Crown Resorts Melbourne is again in the center of a new regulatory action against the company. After facing a possible license suspension in July, the Victorian Commission for Gambling and Liquor Regulation stated on Thursday that it issued a $720,000 (AU$1 million) fine after the operator failed to comply with junket rules.
This is the Maximum Fine That Crown Can Receive
As the VCGL stated, Crown Melbourne did not cut ties with Mr A and its associate Ms B, who were flagged as junket operators, even though it received warnings on multiple occasions. Instead, it continued to work with these operators and hence, the VCGL had no choice but to issue a fine.
Currently, the $720,000 penalty is the regulator’s maximum fine, however, that may change as legislation raised the limit to $72 million (AU$100 million). The chair of the VCGL, Ross Kennedy, stated that the maximum penalty mirrors the seriousness of the transgression. Particularly, the penalty focuses on what the regulator explained was Crown property’s ability to implement the commission’s guidance and cease all activities related to junket operators.

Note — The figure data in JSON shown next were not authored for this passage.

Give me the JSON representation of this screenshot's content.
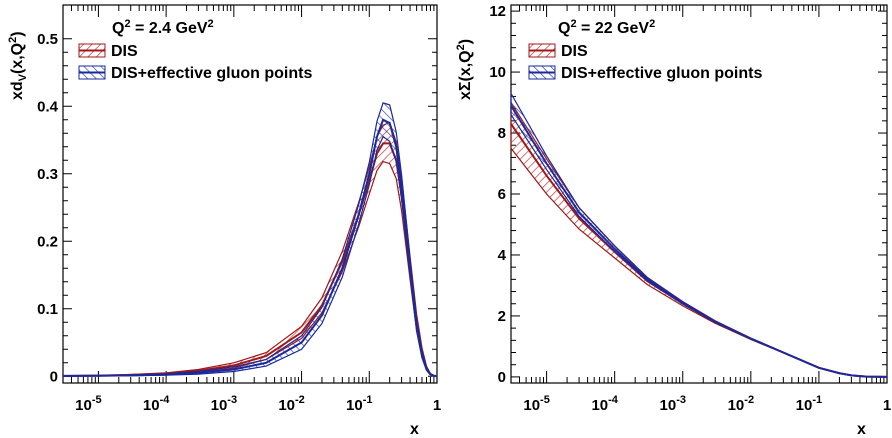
{
  "colors": {
    "dis": "#a01818",
    "dis_hatch": "#c03030",
    "gluon": "#1a2a9a",
    "gluon_hatch": "#3040c0",
    "axis": "#000000"
  },
  "chart_data": [
    {
      "type": "line",
      "id": "left",
      "title": "",
      "annotation_main": "Q",
      "annotation_sup1": "2",
      "annotation_rest": " = 2.4 GeV",
      "annotation_sup2": "2",
      "ylabel_main": "xd",
      "ylabel_sub": "V",
      "ylabel_args": "(x,Q",
      "ylabel_sup": "2",
      "ylabel_close": ")",
      "xlabel": "x",
      "xscale": "log",
      "xlim": [
        3e-06,
        1
      ],
      "ylim": [
        -0.01,
        0.55
      ],
      "yticks": [
        0,
        0.1,
        0.2,
        0.3,
        0.4,
        0.5
      ],
      "ytick_labels": [
        "0",
        "0.1",
        "0.2",
        "0.3",
        "0.4",
        "0.5"
      ],
      "xtick_exponents": [
        "-5",
        "-4",
        "-3",
        "-2",
        "-1"
      ],
      "xtick_base": "10",
      "xtick_one": "1",
      "legend_position": "top-left",
      "series": [
        {
          "name": "DIS",
          "x": [
            3e-06,
            1e-05,
            3e-05,
            0.0001,
            0.0003,
            0.001,
            0.003,
            0.01,
            0.02,
            0.04,
            0.07,
            0.1,
            0.13,
            0.16,
            0.2,
            0.25,
            0.3,
            0.4,
            0.5,
            0.6,
            0.7,
            0.8,
            0.9,
            1.0
          ],
          "central": [
            0.0005,
            0.001,
            0.002,
            0.004,
            0.008,
            0.016,
            0.03,
            0.065,
            0.105,
            0.17,
            0.24,
            0.29,
            0.33,
            0.345,
            0.345,
            0.32,
            0.27,
            0.16,
            0.08,
            0.035,
            0.012,
            0.003,
            0.0008,
            0.0
          ],
          "lower": [
            0.0003,
            0.0007,
            0.0015,
            0.003,
            0.006,
            0.012,
            0.025,
            0.056,
            0.094,
            0.155,
            0.222,
            0.27,
            0.305,
            0.318,
            0.315,
            0.293,
            0.245,
            0.143,
            0.068,
            0.028,
            0.009,
            0.002,
            0.0005,
            0.0
          ],
          "upper": [
            0.0008,
            0.0014,
            0.0026,
            0.005,
            0.01,
            0.02,
            0.035,
            0.074,
            0.116,
            0.185,
            0.258,
            0.31,
            0.355,
            0.372,
            0.376,
            0.347,
            0.295,
            0.177,
            0.092,
            0.042,
            0.015,
            0.004,
            0.0011,
            0.0
          ]
        },
        {
          "name": "DIS+effective gluon points",
          "x": [
            3e-06,
            1e-05,
            3e-05,
            0.0001,
            0.0003,
            0.001,
            0.003,
            0.01,
            0.02,
            0.04,
            0.07,
            0.1,
            0.13,
            0.16,
            0.2,
            0.25,
            0.3,
            0.4,
            0.5,
            0.6,
            0.7,
            0.8,
            0.9,
            1.0
          ],
          "central": [
            0.0003,
            0.0006,
            0.0012,
            0.0025,
            0.005,
            0.01,
            0.02,
            0.05,
            0.09,
            0.16,
            0.24,
            0.3,
            0.355,
            0.38,
            0.375,
            0.34,
            0.28,
            0.16,
            0.075,
            0.032,
            0.011,
            0.003,
            0.0007,
            0.0
          ],
          "lower": [
            0.0001,
            0.0003,
            0.0007,
            0.0015,
            0.003,
            0.007,
            0.015,
            0.04,
            0.078,
            0.147,
            0.226,
            0.284,
            0.335,
            0.355,
            0.348,
            0.318,
            0.262,
            0.148,
            0.067,
            0.027,
            0.009,
            0.002,
            0.0004,
            0.0
          ],
          "upper": [
            0.0006,
            0.001,
            0.0018,
            0.0035,
            0.007,
            0.014,
            0.025,
            0.06,
            0.102,
            0.174,
            0.255,
            0.317,
            0.378,
            0.405,
            0.402,
            0.362,
            0.298,
            0.172,
            0.083,
            0.037,
            0.013,
            0.004,
            0.001,
            0.0
          ]
        }
      ]
    },
    {
      "type": "line",
      "id": "right",
      "title": "",
      "annotation_main": "Q",
      "annotation_sup1": "2",
      "annotation_rest": " = 22 GeV",
      "annotation_sup2": "2",
      "ylabel_main": "x",
      "ylabel_sub": "",
      "ylabel_args": "Σ(x,Q",
      "ylabel_sup": "2",
      "ylabel_close": ")",
      "xlabel": "x",
      "xscale": "log",
      "xlim": [
        3e-06,
        1
      ],
      "ylim": [
        -0.2,
        12.2
      ],
      "yticks": [
        0,
        2,
        4,
        6,
        8,
        10,
        12
      ],
      "ytick_labels": [
        "0",
        "2",
        "4",
        "6",
        "8",
        "10",
        "12"
      ],
      "xtick_exponents": [
        "-5",
        "-4",
        "-3",
        "-2",
        "-1"
      ],
      "xtick_base": "10",
      "xtick_one": "1",
      "legend_position": "top-left",
      "series": [
        {
          "name": "DIS",
          "x": [
            3e-06,
            1e-05,
            3e-05,
            0.0001,
            0.0003,
            0.001,
            0.003,
            0.01,
            0.03,
            0.1,
            0.2,
            0.3,
            0.5,
            0.7,
            1.0
          ],
          "central": [
            8.3,
            6.6,
            5.2,
            4.1,
            3.15,
            2.4,
            1.8,
            1.25,
            0.8,
            0.3,
            0.12,
            0.05,
            0.01,
            0.002,
            0.0
          ],
          "lower": [
            7.5,
            6.0,
            4.85,
            3.9,
            3.03,
            2.33,
            1.76,
            1.23,
            0.79,
            0.29,
            0.11,
            0.045,
            0.008,
            0.001,
            0.0
          ],
          "upper": [
            9.0,
            7.15,
            5.55,
            4.3,
            3.27,
            2.47,
            1.84,
            1.27,
            0.81,
            0.31,
            0.13,
            0.055,
            0.012,
            0.003,
            0.0
          ]
        },
        {
          "name": "DIS+effective gluon points",
          "x": [
            3e-06,
            1e-05,
            3e-05,
            0.0001,
            0.0003,
            0.001,
            0.003,
            0.01,
            0.03,
            0.1,
            0.2,
            0.3,
            0.5,
            0.7,
            1.0
          ],
          "central": [
            8.9,
            7.0,
            5.4,
            4.2,
            3.2,
            2.42,
            1.81,
            1.26,
            0.8,
            0.3,
            0.12,
            0.05,
            0.01,
            0.002,
            0.0
          ],
          "lower": [
            8.6,
            6.8,
            5.27,
            4.12,
            3.15,
            2.39,
            1.79,
            1.25,
            0.795,
            0.297,
            0.118,
            0.048,
            0.009,
            0.0015,
            0.0
          ],
          "upper": [
            9.3,
            7.25,
            5.55,
            4.29,
            3.25,
            2.46,
            1.83,
            1.27,
            0.805,
            0.303,
            0.122,
            0.052,
            0.011,
            0.0025,
            0.0
          ]
        }
      ]
    }
  ]
}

Kennedy also added that the commission expects all of its “regulated entities to be proactive” when it comes to complying with the requirements of the regulator. Those that willingly disobey or disregard these requirements, which is what Crown Melbourne arguably did, will face a penalty at the commission’s discretion.

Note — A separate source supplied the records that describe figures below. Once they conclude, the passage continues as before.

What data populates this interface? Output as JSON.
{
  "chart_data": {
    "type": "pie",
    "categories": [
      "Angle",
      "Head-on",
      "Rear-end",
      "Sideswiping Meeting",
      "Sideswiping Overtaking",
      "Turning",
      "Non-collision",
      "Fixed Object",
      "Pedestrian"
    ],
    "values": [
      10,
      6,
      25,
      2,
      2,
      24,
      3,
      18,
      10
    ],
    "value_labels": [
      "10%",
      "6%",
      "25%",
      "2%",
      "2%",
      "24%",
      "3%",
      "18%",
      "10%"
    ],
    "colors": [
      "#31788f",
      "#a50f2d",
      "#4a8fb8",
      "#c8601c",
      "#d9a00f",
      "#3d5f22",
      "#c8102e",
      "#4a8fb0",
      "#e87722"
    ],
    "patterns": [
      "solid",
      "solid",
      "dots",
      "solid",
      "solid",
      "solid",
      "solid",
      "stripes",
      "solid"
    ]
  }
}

Crown Melbourne Did Not Report Its Relationship With The Junket Operators
Crown Melbourne started working with Ms B in October 2015. The collaboration continued in 2016 and a $14.4 million (AU$20 million) credit facility, which was guaranteed by Mr C, a business associate of Mr A, was granted to her. At the time, Mr A was arrested in the US.

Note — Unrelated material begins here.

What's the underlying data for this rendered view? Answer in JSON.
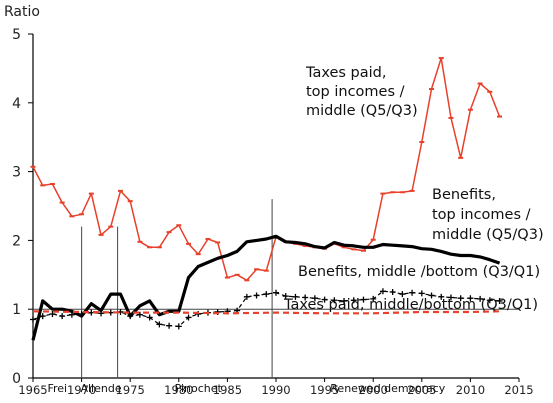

To make matters even worse, Crown was also fined by the VCGL in April for similar breaches. That prompted the state of Victoria to tighten regulations on the casino industry by increasing the fine and using a key casino and gambling act amendment to ban junket operators.
The Australian gaming company ceased all working activities with junket operators in November 2020 and stated that it will use the commission’s recent findings to learn from its mistakes and continue the process of reforming.
Recently, Crown Melbourne also faced a shortage of working staff which is why it decided to invest money and put effort into refilling the human resources in the state’s hospitality industry. As the operator announced, the plan to overcome these difficulties was by training as many as 1,000 new hospitality workers with the help of the Australian Hotels Association (Victoria) and the Victorian Chamber of Commerce and Industry.